Given the unpredictability of politics, such suggestions might seem somewhat naïve; yet one might legitimately wonder if, on the Republican side of things, you know some abstract limit has been violated when Jennifer Rubin comes out swinging:
As I’ve written previously, the far right’s reaction to Sen. Thad Cochran’s defeat of their pet tea party candidate Chris McDaniel in the Republican primary for U.S. senator from Mississippi has been unhinged and at times downright racist. Even the less hysterical voices are up in arms that Cochran’s tactics were unseemly or that the “establishment” betrayed them again.
Among the “sins” Cochran is accused of is finding African American leaders to help turn out the African American vote. (The nerve!) Unearthing egregiously offensive comments McDaniel made on his radio show (no!) and skewering McDaniel for campaign gaffes on everything from Katrina relief to support for the inane shutdown (mercy me!). The attitude that the “establishment” doesn’t have to crush the poor tea party folk every time, suggests, I guess, that there needs to be a mercy rule of the inept tea party (if they lose 10 races they get a freebie?).
I mean, really. Damn.
To the one, it is very easy to understand the hardliners’ horror and outrage. To the other, though, these are the United States and this is politics, so … right, toughen up—when did the party of Atwater and Rove, Levin and Limbaugh, become so flaccid?

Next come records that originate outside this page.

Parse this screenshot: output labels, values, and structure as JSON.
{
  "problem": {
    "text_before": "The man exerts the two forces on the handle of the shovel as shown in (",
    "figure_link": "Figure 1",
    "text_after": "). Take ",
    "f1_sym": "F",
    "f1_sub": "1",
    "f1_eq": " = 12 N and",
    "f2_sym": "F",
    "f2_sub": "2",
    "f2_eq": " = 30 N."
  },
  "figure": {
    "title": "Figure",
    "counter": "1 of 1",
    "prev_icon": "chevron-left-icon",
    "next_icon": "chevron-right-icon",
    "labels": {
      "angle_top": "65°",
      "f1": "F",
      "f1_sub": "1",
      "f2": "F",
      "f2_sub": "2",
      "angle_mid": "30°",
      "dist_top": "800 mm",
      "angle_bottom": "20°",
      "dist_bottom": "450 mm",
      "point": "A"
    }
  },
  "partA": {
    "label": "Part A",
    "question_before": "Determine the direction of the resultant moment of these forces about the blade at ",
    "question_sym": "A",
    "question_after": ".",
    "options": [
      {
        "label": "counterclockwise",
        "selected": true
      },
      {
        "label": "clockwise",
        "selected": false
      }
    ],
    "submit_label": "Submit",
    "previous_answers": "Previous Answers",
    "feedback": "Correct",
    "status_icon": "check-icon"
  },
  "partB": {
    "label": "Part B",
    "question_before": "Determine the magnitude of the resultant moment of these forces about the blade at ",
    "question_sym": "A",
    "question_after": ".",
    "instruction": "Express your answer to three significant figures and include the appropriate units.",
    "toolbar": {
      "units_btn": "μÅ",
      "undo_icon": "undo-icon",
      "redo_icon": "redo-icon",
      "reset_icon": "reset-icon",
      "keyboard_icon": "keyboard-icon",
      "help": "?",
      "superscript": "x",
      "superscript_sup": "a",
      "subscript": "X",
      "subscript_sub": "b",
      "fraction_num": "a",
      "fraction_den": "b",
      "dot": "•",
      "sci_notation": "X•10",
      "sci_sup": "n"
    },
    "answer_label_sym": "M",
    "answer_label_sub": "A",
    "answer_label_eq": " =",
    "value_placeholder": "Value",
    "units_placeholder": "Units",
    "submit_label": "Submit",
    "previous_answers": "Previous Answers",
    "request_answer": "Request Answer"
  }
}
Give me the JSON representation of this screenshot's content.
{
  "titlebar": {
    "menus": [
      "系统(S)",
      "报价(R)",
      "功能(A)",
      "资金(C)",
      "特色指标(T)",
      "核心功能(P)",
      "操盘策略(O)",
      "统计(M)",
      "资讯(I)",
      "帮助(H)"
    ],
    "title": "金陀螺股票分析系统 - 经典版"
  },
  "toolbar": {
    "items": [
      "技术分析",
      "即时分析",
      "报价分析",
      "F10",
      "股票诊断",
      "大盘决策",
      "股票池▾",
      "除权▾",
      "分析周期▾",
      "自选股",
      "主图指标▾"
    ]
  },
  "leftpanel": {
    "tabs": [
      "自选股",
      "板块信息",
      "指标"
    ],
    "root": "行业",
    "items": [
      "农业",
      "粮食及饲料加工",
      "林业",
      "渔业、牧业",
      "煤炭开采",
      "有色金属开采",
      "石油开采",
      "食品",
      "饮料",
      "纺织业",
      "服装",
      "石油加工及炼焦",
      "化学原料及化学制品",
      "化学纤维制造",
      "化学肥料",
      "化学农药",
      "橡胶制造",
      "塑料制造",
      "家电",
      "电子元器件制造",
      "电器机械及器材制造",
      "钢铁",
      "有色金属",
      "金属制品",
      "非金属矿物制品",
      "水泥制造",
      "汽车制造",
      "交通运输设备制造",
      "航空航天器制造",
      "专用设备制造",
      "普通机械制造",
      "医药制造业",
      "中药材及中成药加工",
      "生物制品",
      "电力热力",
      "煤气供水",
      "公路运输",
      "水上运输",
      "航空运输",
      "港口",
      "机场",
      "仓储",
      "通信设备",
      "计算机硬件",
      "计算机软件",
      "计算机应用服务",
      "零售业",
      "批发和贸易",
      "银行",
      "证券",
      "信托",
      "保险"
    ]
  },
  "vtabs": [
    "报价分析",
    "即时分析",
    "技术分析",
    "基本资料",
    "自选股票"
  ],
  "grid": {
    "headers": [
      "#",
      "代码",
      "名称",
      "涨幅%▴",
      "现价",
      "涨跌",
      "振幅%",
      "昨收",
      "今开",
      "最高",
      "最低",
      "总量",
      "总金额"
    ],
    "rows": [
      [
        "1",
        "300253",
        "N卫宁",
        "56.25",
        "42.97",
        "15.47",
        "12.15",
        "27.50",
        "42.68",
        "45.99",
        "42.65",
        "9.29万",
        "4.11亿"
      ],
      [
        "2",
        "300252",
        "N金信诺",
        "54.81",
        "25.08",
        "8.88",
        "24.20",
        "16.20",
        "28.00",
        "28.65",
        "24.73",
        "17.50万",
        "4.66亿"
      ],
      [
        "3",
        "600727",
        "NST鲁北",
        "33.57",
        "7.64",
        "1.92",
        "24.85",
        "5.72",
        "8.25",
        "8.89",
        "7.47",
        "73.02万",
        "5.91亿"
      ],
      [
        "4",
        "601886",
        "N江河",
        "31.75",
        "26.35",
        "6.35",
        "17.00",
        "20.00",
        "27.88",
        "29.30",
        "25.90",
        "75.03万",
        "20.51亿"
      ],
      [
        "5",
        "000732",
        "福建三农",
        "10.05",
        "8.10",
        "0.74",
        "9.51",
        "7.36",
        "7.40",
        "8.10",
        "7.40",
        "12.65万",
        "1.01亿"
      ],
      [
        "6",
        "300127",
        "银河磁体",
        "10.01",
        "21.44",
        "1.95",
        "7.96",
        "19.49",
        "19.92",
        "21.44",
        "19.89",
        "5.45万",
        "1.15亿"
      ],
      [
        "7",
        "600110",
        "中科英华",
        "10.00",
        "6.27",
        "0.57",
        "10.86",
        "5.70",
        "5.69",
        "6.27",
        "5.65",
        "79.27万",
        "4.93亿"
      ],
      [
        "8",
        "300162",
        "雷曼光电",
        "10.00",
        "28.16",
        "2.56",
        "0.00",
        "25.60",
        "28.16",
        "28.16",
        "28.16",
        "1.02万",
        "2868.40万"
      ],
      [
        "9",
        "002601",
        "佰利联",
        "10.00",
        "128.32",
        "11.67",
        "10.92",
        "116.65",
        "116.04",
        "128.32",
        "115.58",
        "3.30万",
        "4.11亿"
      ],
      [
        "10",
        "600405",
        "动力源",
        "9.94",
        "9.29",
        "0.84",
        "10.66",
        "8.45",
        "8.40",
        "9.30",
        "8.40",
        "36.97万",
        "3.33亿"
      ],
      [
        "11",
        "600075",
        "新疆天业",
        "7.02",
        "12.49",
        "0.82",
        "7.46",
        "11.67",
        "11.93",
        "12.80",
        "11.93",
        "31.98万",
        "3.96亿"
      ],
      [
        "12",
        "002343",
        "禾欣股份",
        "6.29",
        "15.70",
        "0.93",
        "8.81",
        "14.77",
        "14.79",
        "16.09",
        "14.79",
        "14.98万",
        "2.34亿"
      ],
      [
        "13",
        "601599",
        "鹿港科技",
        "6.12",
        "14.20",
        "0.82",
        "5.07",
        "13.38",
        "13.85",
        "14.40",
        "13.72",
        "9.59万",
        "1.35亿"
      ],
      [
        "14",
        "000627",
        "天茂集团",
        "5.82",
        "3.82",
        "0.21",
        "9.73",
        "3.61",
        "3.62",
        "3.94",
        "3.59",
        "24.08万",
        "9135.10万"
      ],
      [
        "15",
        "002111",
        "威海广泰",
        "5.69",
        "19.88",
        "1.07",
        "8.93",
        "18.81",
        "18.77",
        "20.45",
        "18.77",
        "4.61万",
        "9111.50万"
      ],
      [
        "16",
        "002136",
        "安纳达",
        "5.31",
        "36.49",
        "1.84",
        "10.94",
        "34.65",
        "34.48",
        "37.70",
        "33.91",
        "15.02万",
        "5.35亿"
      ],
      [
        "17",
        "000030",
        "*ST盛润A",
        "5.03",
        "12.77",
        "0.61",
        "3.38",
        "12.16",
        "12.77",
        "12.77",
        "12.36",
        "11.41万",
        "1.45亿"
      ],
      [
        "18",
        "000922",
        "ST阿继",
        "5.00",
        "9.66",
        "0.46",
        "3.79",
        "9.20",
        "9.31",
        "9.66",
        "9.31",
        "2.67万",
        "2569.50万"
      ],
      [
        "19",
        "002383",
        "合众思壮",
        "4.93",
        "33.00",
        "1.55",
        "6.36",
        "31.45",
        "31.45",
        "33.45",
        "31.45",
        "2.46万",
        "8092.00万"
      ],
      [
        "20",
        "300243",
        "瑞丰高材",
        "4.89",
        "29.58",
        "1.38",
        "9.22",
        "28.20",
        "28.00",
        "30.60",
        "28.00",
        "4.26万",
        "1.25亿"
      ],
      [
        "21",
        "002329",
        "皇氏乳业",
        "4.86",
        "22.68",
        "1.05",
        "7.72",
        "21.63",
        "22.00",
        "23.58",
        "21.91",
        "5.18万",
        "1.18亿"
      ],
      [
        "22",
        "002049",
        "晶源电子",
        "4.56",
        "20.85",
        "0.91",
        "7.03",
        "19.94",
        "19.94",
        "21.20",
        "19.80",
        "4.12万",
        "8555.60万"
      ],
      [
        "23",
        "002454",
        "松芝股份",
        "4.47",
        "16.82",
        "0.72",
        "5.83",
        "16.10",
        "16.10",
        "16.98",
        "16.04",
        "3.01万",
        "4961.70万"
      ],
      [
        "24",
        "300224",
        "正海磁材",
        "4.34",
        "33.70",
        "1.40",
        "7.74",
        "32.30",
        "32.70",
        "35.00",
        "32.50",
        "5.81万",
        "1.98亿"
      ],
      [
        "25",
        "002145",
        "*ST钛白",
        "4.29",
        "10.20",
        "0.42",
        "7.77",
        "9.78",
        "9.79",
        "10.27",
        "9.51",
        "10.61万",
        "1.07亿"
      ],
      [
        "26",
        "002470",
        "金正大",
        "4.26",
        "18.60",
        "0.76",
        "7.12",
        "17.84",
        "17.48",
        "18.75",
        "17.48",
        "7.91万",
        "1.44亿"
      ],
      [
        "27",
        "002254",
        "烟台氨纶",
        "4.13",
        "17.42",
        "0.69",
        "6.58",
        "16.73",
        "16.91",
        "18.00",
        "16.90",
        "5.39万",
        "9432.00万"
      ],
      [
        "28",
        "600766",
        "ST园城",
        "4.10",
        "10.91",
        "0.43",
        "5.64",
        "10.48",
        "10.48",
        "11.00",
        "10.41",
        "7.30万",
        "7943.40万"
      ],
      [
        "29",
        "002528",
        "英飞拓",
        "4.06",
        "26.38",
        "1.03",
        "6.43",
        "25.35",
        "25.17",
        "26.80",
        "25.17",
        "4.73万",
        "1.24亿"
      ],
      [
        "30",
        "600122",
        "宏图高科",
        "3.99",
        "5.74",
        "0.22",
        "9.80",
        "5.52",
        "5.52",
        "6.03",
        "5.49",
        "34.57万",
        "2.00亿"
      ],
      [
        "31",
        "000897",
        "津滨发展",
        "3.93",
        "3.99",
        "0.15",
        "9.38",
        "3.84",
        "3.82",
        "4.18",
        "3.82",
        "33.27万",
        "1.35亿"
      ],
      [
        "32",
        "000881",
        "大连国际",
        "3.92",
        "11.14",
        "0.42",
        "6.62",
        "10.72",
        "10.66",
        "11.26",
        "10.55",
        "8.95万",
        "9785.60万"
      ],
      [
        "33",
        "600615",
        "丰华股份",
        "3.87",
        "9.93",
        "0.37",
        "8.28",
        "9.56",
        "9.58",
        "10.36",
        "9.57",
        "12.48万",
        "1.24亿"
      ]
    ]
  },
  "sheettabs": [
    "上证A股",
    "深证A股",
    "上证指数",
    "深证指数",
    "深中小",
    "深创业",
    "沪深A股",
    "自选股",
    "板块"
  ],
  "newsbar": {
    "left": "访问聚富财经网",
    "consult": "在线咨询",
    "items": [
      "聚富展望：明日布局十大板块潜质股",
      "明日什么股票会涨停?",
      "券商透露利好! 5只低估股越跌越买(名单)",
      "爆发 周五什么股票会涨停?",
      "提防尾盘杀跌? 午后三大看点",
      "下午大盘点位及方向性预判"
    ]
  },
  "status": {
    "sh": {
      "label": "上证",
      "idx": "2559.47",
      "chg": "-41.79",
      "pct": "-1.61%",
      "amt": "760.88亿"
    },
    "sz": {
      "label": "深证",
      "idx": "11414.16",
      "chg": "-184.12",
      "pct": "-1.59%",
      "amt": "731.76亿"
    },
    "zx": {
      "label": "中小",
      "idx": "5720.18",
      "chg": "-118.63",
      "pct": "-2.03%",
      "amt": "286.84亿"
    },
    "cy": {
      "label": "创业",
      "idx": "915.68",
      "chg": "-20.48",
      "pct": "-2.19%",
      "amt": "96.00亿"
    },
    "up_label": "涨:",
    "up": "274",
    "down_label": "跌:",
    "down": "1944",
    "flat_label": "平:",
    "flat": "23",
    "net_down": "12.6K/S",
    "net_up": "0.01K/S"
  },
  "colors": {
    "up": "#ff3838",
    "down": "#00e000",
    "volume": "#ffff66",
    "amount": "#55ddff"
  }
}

And, to the beeblebrox, I think back to some video from 2009, a fifty-something white woman absolutely bawling about how she wanted her country back. The obvious question arose: Back from what? And that is just the thing. These are the people fighting to preserve entrenched privilege and the societal influence it brings. In 2010, Frank Rich observed, four years ago:
If Obama’s first legislative priority had been immigration or financial reform or climate change, we would have seen the same trajectory. The conjunction of a black president and a female speaker of the House — topped off by a wise Latina on the Supreme Court and a powerful gay Congressional committee chairman — would sow fears of disenfranchisement among a dwindling and threatened minority in the country no matter what policies were in play. It’s not happenstance that Frank, Lewis and Cleaver — none of them major Democratic players in the health care push — received a major share of last weekend’s abuse. When you hear demonstrators chant the slogan “Take our country back!” these are the people they want to take the country back from.
For Democrats, supporters, and sympathizers, the moment is a curious crystallization of a ha!, I told you so!, and, Now, wait a minute! And the idea that the GOP is coming apart at the seams? That rumors of schism swirl in the political winds? As the result of a campaign like we just saw in Mississippi? From whacked out break-in schemes to indecent liberties with farm animals to the Tea Party crying “no fair” because the incumbent tapped a traditionally ignored resource to smack down a racist, right-flank challenger, this should be funny.
Except it’s not. This thing has a death toll. And, you know, to a certain degree that outcome is nearly understandable; it is hard to fathom the burden of undertaking such a scheme, facing felony charges, and likely costing your candidate the election. Still, though, that only begs the question.
True enough, it ought to be significant of something when Jennifer Rubin turns on your efforts in the name of saving conservative politics from itself. But how did things get so far out of hand in the first place?
Rubin, Jennifer. “They can dish it out, but they can’t take it”. Right Turn. 29 June 2014.
Rich, Frank. “The Rage Is Not About Health Care”. The New York Times. 27 March 2010.
Maddow, Rachel. “Disaffected tea party eyes third party option”. The Rachel Maddow Show. 25 June 2014.
Hohmann, James. “Chris McDaniel aide slams GOP over apparent suicide”. Politico. 27 June 2014.